The new rules significantly reduce entry capital requirements to operate at the Chinese point of sale, making it easier for foreign agencies to acquire international ticketing licenses, but they still are mostly prohibited from owning and operating domestic ticketing licenses.
In most cases, foreign TMCs must maintain some level of a joint venture with a local partner to fulfill domestic ticket requirements, but the market opening lets foreign-owned TMCs test the new frontier.
FCm Travel Solutions was the first to publicly make a move. The Australia-based TMC announced an increase in its ownership stake in its mainland China partner to 95 percent. FCm purchased its joint venture share of China Comfort Travel in 2004, which FCm said was the mainland's third-largest agency at the time. The company, which now has offices in Beijing, Guangzhou and Shanghai, has obtained its own wholly owned international ticketing license and applied for its wholly owned travel agent license in response to the new regulations, according to executive general manager of Greater China David Fraser.
"We plan to open additional offices in our existing cities and explore growth into other major cities," said Fraser. "This is a different strategy than some of our competitors, who often see centralized call centers as the future. We will continue to put offices, teams and staff closer to our customers."
The changes in Chinese regulations are part of China's December 2001 accession agreement to the World Trade Organization that first opened Chinese travel agencies to foreign investment in 2002.
Chinese travel agencies now can engage in outbound travel bookings if the agency has been operating for two years without infringements. Foreign-owned agencies still are prohibited from engaging in outbound booking, except as provided under the Closer Economic Partnership Arrangements governing trade relations between mainland China and its Special Administrative Regions of Hong Kong and Macau.

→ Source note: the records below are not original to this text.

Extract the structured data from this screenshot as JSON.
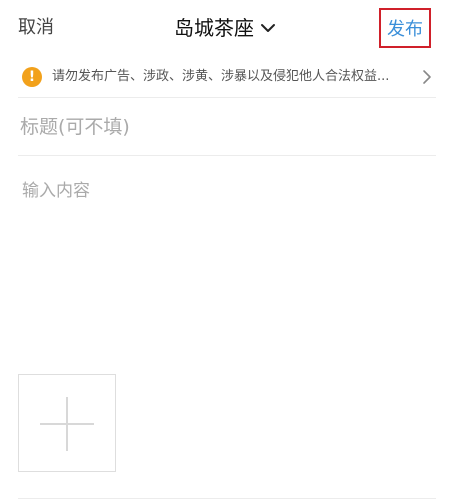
{
  "header": {
    "cancel_label": "取消",
    "board_title": "岛城茶座",
    "board_dropdown_icon": "chevron-down-icon",
    "publish_label": "发布"
  },
  "notice": {
    "icon": "warning-icon",
    "text": "请勿发布广告、涉政、涉黄、涉暴以及侵犯他人合法权益...",
    "arrow_icon": "chevron-right-icon"
  },
  "form": {
    "title_value": "",
    "title_placeholder": "标题(可不填)",
    "content_value": "",
    "content_placeholder": "输入内容",
    "add_image_icon": "plus-icon"
  },
  "colors": {
    "publish_text": "#3a8fd9",
    "publish_highlight_border": "#d0202a",
    "warning_icon": "#f2a11b",
    "placeholder": "#aaaaaa"
  }
}
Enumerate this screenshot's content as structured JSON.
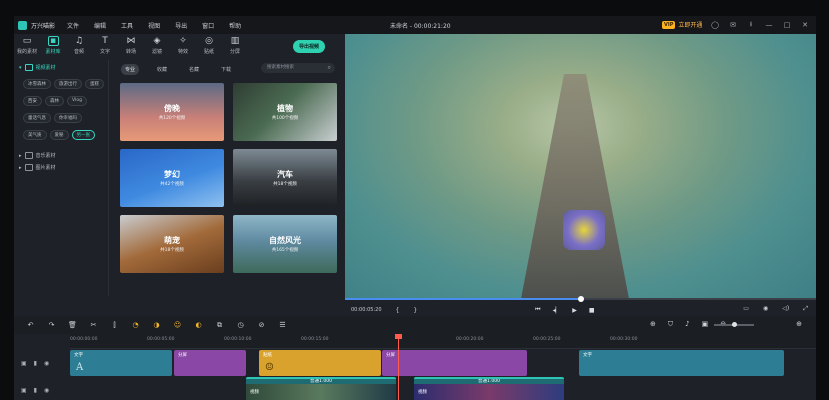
{
  "app": {
    "name": "万兴喵影",
    "menu": [
      "文件",
      "编辑",
      "工具",
      "视图",
      "导出",
      "窗口",
      "帮助"
    ],
    "doc_title": "未命名 - 00:00:21:20",
    "vip_badge": "VIP",
    "vip_text": "立即开通"
  },
  "toolbar": {
    "items": [
      {
        "icon": "folder-icon",
        "label": "我的素材"
      },
      {
        "icon": "media-library-icon",
        "label": "素材库",
        "active": true
      },
      {
        "icon": "music-note-icon",
        "label": "音频"
      },
      {
        "icon": "text-icon",
        "label": "文字"
      },
      {
        "icon": "transition-icon",
        "label": "转场"
      },
      {
        "icon": "filter-icon",
        "label": "滤镜"
      },
      {
        "icon": "sticker-icon",
        "label": "特效"
      },
      {
        "icon": "element-icon",
        "label": "贴纸"
      },
      {
        "icon": "split-screen-icon",
        "label": "分屏"
      }
    ],
    "export_label": "导出视频"
  },
  "tree": {
    "root": "视频素材",
    "chips": [
      "冰雪森林",
      "旅游出行",
      "蛋糕",
      "西安",
      "森林",
      "Vlog",
      "童话气息",
      "你幸福吗",
      "美气质",
      "爱秘",
      "另一张"
    ],
    "selected_chip": "另一张",
    "items": [
      "音乐素材",
      "图片素材"
    ]
  },
  "library": {
    "tabs": [
      "专业",
      "收藏",
      "名藏",
      "下载"
    ],
    "selected_tab": "专业",
    "search_placeholder": "搜索素材搜索",
    "cards": [
      {
        "title": "傍晚",
        "sub": "共120个视频"
      },
      {
        "title": "植物",
        "sub": "共100个视频"
      },
      {
        "title": "梦幻",
        "sub": "共42个视频"
      },
      {
        "title": "汽车",
        "sub": "共18个视频"
      },
      {
        "title": "萌宠",
        "sub": "共18个视频"
      },
      {
        "title": "自然风光",
        "sub": "共165个视频"
      }
    ]
  },
  "player": {
    "timecode": "00:00:05:20",
    "progress": 0.5,
    "brackets": [
      "{",
      "}"
    ]
  },
  "timeline": {
    "ticks": [
      {
        "label": "00:00:00:00",
        "pos": 0
      },
      {
        "label": "00:00:05:00",
        "pos": 1
      },
      {
        "label": "00:00:10:00",
        "pos": 2
      },
      {
        "label": "00:00:15:00",
        "pos": 3
      },
      {
        "label": "00:00:20:00",
        "pos": 4
      },
      {
        "label": "00:00:25:00",
        "pos": 5
      },
      {
        "label": "00:00:30:00",
        "pos": 6
      },
      {
        "label": "00:00:35:00",
        "pos": 7
      }
    ],
    "text_clips": [
      "文字",
      "分屏",
      "贴纸",
      "分屏",
      "文字"
    ],
    "video_clips": [
      {
        "label": "普通1.000",
        "name": "视频"
      },
      {
        "label": "普通1.000",
        "name": "视频"
      }
    ],
    "zoom": 0.5
  }
}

Berthold Trenkel, Carlson Wagonlit Travel executive vice president of traveler and transaction services and former Asia/Pacific COO, said the lowering of capital requirements and new ownership regulations will not have a profound effect on corporate travel agencies that, in most cases, still need local joint venture partners to fulfill domestic tickets. However, CWT owns its own domestic license, the details of which Trenkel would not disclose. CWT established a 49 percent-owned joint venture with China Air Services based in Beijing in 2003.
American Express Business Travel started the first TMC joint venture in mainland China when it took a 49 percent share in China International Travel Services in 2002. BCD Travel has a joint venture with Shanghai's Jebsen Air Service, which operates as BCD Travel China on the mainland as an extension of a joint venture between BCD and Hong Kong-based Jebsen Travel Management, in which it owns a minority stake.
HRG has a 51 percent ownership joint venture with mainland TMC Jin Jiang International Travel. "HRG was aware of the regulation amendment regarding shared ownership moving forward in China," a spokesperson said. "We are the majority shareholder in the JV and this works very well for HRG. We do not envisage any future changes to the ownership structure."